Re: [WRN] map e### wrongly marked me down or wrong addr

Gregory Farnum <gregory.farnum@xxxxxxxxxxxxx> · Tue, 28 Feb 2012 08:16:34 -0800



2012/2/28 Székelyi Szabolcs <szekelyi@xxxxxxx>:
> On 2012. February 27. 09:03:11 Sage Weil wrote:
>> On Mon, 27 Feb 2012, Székelyi Szabolcs wrote:
>> > whenever I restart osd.0 I see a pair of messages like
>> >
>> > 2012-02-27 17:26:00.132666 mon.0 <osd_1_ip>:6789/0 106 : [INF] osd.0
>> > <osd_0_ip>:6801/29931 failed (by osd.1 <osd_1_ip>:6806/20125)
>> > 2012-02-27 17:26:21.074926 osd.0 <osd_0_ip>:6801/29931 1 : [WRN] map
>> > e370
>> > wrongly marked me down or wrong addr
>> >
>> > a couple of times. The situation stabilizes in a normal state after
>> > about two minutes.
>> >
>> > Should I worry about this?
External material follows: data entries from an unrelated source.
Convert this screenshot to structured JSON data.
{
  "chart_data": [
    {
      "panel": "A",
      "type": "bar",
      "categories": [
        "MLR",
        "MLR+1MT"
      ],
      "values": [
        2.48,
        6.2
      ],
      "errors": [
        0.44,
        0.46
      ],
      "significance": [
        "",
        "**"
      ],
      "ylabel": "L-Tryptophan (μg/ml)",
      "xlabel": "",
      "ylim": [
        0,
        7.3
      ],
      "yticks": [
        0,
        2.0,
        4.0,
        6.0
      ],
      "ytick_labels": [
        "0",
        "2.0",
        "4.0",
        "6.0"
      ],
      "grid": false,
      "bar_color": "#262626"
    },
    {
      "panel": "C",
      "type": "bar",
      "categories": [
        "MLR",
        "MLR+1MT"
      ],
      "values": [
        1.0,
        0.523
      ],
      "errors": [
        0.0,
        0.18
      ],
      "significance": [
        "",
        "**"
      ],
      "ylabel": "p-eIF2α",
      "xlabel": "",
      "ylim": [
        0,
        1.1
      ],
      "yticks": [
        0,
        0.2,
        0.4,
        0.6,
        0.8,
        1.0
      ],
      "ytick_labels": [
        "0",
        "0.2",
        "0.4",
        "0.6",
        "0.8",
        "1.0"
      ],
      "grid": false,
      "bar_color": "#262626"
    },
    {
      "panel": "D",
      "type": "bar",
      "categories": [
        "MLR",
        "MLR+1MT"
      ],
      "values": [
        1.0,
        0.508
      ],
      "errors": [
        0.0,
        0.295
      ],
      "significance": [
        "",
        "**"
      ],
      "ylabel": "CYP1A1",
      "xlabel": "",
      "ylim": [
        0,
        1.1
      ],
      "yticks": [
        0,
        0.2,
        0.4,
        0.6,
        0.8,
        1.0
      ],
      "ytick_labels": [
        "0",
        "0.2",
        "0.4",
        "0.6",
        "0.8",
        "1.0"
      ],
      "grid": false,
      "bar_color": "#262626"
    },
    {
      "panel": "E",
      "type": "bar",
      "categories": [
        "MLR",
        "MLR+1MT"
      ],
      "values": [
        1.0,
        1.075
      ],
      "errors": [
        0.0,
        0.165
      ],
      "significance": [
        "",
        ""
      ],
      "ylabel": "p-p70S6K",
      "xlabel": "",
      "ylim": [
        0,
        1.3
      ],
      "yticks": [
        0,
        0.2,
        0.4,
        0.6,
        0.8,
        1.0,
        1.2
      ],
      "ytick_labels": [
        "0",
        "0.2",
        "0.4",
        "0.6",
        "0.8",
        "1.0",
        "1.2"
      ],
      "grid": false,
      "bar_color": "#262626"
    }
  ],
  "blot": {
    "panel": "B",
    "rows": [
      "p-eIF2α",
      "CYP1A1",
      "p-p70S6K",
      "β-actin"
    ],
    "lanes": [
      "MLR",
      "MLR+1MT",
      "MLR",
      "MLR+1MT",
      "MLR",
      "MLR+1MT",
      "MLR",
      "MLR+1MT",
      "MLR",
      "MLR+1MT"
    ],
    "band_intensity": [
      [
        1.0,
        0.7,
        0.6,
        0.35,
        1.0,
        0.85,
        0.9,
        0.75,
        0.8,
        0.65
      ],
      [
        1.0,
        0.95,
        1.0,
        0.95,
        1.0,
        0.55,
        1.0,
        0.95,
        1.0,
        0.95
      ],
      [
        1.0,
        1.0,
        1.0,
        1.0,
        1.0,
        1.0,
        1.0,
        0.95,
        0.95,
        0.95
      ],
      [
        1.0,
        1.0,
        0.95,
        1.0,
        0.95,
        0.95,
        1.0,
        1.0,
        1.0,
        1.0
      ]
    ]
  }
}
Maybe the first message is about the just
>> > killed OSD, and the second comes from the new incarnation, and this is
>> > completely normal? This is Ceph 0.41.
>>
>> It's not normal.  Wido was seeing something similar, I think.  I suspect
>> the problem is that during startup ceph-osd just busy, but the heartbeat
>> code is such that it's not supposed to miss them.
>>
>> Can you reproduce this with 'debug ms = 1'?
>
> Yes, I managed to. Output of ceph -w attached (with IP addresses mangled). My
> setup is 3 nodes, node 1 and 2 running OSD, MDS and MON, node 3 running MON
> only. I also have the logs from all nodes in case you need it.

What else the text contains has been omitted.